Вам все еще не ясно, Алексей Васильевич? Да? Вы все еще не понимаете? Ну что же. Ведь я только хотел посмеяться. Что-то меня рассмешило, привело в веселое настроение духа. Может быть, летнее утро? Ведь смеются от неожиданности, как говорит Бергсон {74}, от простой неожиданности, не имеющей причины.
Он идет к портрету Карла Маркса, достает из-за него рукопись романа, кладет ее на стол и разглаживает пальцами помятые листки. При двойном свете электричества и зари, лицо его кажется старше своих лет, морщины бороздят лоб и щеки, опухшие веки слезятся. Кривая усмешка все еще бродит в углу тонких губ. Она точно заблудилась на этом измученном лице.

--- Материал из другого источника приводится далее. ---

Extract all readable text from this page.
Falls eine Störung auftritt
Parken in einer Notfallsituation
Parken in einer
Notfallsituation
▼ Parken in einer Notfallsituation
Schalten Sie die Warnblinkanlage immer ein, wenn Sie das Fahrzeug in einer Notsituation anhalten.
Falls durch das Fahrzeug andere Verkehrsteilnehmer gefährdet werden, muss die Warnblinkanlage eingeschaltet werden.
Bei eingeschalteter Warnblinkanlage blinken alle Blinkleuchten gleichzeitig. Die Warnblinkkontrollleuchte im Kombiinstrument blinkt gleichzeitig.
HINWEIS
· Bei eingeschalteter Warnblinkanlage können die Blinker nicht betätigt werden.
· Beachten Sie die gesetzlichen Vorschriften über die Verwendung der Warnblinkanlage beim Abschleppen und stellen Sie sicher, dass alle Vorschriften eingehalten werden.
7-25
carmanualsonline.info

Несколько раз Алексей Васильевич перевертывает страницы справа налево, слева направо. Потом берет их все, сжимает цепкими, похолодевшими пальцами — на мгновение сердце падает куда-то вниз, в прорву. Еще одно усилие…

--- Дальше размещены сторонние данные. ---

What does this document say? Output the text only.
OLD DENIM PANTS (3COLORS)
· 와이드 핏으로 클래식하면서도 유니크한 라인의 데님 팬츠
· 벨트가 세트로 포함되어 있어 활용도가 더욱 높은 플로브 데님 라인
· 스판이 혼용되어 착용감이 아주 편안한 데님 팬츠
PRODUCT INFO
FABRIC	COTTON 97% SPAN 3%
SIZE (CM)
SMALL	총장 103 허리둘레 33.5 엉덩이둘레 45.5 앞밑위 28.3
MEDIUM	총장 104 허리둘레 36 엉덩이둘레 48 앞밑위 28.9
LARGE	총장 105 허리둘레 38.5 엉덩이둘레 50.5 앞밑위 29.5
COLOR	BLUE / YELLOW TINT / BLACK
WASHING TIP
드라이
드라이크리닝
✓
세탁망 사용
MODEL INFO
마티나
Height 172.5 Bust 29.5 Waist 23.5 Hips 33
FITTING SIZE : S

Чепуха, боже, какая чепуха!
Пальцы разжимаются.
Он снова разглаживает рукопись — край ее надорван,— ничего. И осторожно прячет за портрет. Чепуха. Все чепуха. Чеховская реникса {75}. Запаситесь терпением — продолжение следует.
Акация заполонила город — некуда деваться от нее, так пьян ее дух и похотлив. На улицах только мороженщики, папиросники-мальчишки, постовые красноармейцы у советских зданий, собаки и полуденная пыль.
Время от времени гуськом по окраинному переулку проходят персиянки в цветных шелковых чадрах, скрывающих их стан и головы и подхваченных у маленьких проворных ног.
Они идут и не перестают говорить, не понижая, не повышая голоса, все на одной и той же металлической ноте выщелкивают короткие слова. Точно большие, жирные, в райском опереньи птицы. Черный глаз нет-нет и блеснет из затененного убежища — из-под прямой брови.
Все запрятались по домам, измышляют обеденное варево, те, что «на домашнем труде», сидят в учреждениях, заняты плановой работой, круто поворачивают государственную машину, строят новую жизнь, налегают грудью, думают, обсуждают, отдают делу последние крупицы фосфора и изнемогают от жары и мух.
Трудовой день, скрипя, идет за полдень.